The one thing you will find about Cedar Village is many of the employees have been there for years, it says everything about Raleigh and Pam. Very seldom do you see the tenure Cedar Village has had when compared to other stores. It's due to the family feel. Current employees have the same feeling as those that started in the beginning.
Jo Booth, who has been the bookkeeper at Cedar Village had these kind words to say, "A kinder more generous man you will never meet than Raleigh Stone. His compassion for our community and the people living here is surpassed by none. Throughout the years, he has supported every organization in this community as well as individuals in need. He is truly a hometown hero! I have worked for Raleigh in excess of thirty years and can enthusiastically call him my good friend."
"Need groceries, directions, medicine or a good conversation, it's all at Cedar Village IGA," said Teresa McCrite. "Raleigh and his family make it a welcoming environment for the past 22 years I have been with them. They are always supportive and there when needed in any way. Raleigh is one of the greatest men in the community. I couldn't ask for a better boss to work with."
Don Hilley, Cedar Village Pharmacist said, "I worked for Raleigh for over 25 years, started a few weeks after he purchased the pharmacy. Raleigh and Pam have been a pleasure to work for. They always take care of the needs of the employees and genuinely care for them Raleigh and Pam have an amazing relationship with the community. Taking a personal interest in the lives of the people in south Lewis County."
David Hoven who has been a staple at Cedar Village for years said, "Raleigh has been a great boss for 35 years, he is like family. It's been a great place to work."
Another person whose family has been in business in Winlock since 1948, Glen Cook of Cooks Hardware stated, "Great to have him here for 40 years, he has been an awesome asset to the community."
If you go to the store today, you will notice changes from 40 years ago. There was at one time a drug store/pharmacy where the produce is today, a totally separate store. That has been gone for many years. The outside of the building has not changed, it's still the same. People have come and gone, but Raleigh and Pam have stayed true to the community.
There have been many times throughout the years that a group is putting on events, Raleigh has always been the first to help out. He has donated so much to the community, it's hard to think of anyone who has donated as much as he has in his 40 years of business.
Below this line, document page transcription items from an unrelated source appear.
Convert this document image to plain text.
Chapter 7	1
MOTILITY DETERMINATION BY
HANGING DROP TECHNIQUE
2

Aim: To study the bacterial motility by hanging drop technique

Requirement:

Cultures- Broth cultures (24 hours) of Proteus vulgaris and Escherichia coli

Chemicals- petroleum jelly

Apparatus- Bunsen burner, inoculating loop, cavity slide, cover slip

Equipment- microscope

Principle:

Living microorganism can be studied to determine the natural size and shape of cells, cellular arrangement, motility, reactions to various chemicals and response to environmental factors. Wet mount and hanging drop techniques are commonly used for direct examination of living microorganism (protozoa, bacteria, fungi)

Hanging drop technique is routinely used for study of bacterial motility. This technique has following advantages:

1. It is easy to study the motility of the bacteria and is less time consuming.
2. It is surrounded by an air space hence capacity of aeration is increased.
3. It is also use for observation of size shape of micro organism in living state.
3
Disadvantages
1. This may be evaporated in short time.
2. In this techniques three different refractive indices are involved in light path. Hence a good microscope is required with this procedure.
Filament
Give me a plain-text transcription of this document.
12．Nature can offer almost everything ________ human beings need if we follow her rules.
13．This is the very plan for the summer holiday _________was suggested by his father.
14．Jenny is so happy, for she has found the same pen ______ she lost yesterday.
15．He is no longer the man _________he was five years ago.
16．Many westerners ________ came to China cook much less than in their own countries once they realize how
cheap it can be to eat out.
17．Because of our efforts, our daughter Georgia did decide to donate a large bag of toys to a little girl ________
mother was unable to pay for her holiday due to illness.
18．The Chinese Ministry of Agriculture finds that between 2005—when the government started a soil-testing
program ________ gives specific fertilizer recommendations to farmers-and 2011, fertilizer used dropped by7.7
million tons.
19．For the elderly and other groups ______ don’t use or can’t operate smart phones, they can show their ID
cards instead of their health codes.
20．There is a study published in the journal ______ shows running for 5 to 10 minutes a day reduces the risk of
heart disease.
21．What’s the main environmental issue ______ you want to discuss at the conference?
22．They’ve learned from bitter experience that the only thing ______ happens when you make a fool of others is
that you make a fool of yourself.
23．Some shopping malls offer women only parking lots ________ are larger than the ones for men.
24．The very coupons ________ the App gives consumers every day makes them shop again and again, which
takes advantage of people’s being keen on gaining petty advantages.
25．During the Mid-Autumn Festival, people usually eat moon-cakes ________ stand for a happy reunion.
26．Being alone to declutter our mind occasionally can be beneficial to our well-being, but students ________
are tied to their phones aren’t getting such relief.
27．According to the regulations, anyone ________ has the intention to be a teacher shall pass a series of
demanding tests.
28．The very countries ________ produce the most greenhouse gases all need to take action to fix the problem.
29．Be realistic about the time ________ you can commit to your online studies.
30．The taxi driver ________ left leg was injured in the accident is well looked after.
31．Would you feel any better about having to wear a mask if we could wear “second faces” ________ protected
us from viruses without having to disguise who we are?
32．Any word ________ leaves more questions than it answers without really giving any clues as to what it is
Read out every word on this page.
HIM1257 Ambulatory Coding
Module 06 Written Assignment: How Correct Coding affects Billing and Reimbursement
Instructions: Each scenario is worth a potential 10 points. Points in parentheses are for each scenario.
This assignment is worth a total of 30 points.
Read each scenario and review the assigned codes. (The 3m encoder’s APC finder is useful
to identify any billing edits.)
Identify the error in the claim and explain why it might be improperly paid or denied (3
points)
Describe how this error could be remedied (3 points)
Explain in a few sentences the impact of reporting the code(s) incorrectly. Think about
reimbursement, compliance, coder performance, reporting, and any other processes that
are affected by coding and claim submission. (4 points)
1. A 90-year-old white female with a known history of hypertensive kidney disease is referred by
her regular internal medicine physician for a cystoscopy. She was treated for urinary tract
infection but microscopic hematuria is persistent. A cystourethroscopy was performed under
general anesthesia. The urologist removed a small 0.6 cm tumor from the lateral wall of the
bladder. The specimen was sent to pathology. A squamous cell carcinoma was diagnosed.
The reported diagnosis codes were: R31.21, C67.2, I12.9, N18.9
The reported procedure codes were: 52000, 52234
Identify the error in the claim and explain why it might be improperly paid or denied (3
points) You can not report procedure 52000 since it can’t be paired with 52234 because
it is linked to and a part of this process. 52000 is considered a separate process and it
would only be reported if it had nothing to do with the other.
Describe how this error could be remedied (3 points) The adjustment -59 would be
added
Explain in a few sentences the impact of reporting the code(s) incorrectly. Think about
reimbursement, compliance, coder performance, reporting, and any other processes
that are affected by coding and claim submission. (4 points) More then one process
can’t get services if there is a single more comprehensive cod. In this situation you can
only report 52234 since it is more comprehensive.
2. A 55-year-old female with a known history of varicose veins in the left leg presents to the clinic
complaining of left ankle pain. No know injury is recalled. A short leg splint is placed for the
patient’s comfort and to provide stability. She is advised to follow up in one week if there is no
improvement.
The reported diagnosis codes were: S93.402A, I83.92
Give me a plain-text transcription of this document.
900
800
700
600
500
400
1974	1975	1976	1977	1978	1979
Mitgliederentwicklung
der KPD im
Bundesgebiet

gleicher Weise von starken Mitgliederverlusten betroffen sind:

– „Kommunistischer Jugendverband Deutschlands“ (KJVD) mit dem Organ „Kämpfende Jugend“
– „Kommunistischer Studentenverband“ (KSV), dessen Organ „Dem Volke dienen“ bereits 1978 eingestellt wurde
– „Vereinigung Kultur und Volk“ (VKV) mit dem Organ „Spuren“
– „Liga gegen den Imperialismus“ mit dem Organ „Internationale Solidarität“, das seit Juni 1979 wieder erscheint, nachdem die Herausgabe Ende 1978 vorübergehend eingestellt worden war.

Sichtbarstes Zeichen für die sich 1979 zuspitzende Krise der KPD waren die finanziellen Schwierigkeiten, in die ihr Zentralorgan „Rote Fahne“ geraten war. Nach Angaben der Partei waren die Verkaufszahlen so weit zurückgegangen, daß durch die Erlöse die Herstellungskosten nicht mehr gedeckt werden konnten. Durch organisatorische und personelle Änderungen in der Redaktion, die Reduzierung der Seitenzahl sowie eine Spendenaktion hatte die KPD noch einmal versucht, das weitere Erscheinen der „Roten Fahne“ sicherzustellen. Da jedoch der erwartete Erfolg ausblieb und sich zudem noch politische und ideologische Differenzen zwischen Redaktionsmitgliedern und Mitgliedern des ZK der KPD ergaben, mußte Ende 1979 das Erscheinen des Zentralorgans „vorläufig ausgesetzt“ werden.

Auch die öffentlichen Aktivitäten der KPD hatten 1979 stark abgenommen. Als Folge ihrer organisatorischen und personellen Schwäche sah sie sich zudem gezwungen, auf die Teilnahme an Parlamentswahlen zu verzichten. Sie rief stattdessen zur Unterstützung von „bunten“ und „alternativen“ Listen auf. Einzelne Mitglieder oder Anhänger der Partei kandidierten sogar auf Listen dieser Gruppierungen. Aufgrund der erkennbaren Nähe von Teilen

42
The Stone family cares about its customers, if they haven't seen you for a while, they will all make a point to say hello.
When you go to Cedar Village IGA, it's not like you are going to the grocery store. The best way to describe walking into Cedar Village is you are welcomed into their family store. It's not some big box store, it's a store that is run by a family that loves the community. You couldn't ask for anything more! A store filled with love is what makes Cedar Village, the hub of the city.
Thank you, Raleigh, Pam and Matt Stone, without you Winlock would not be the community we are today.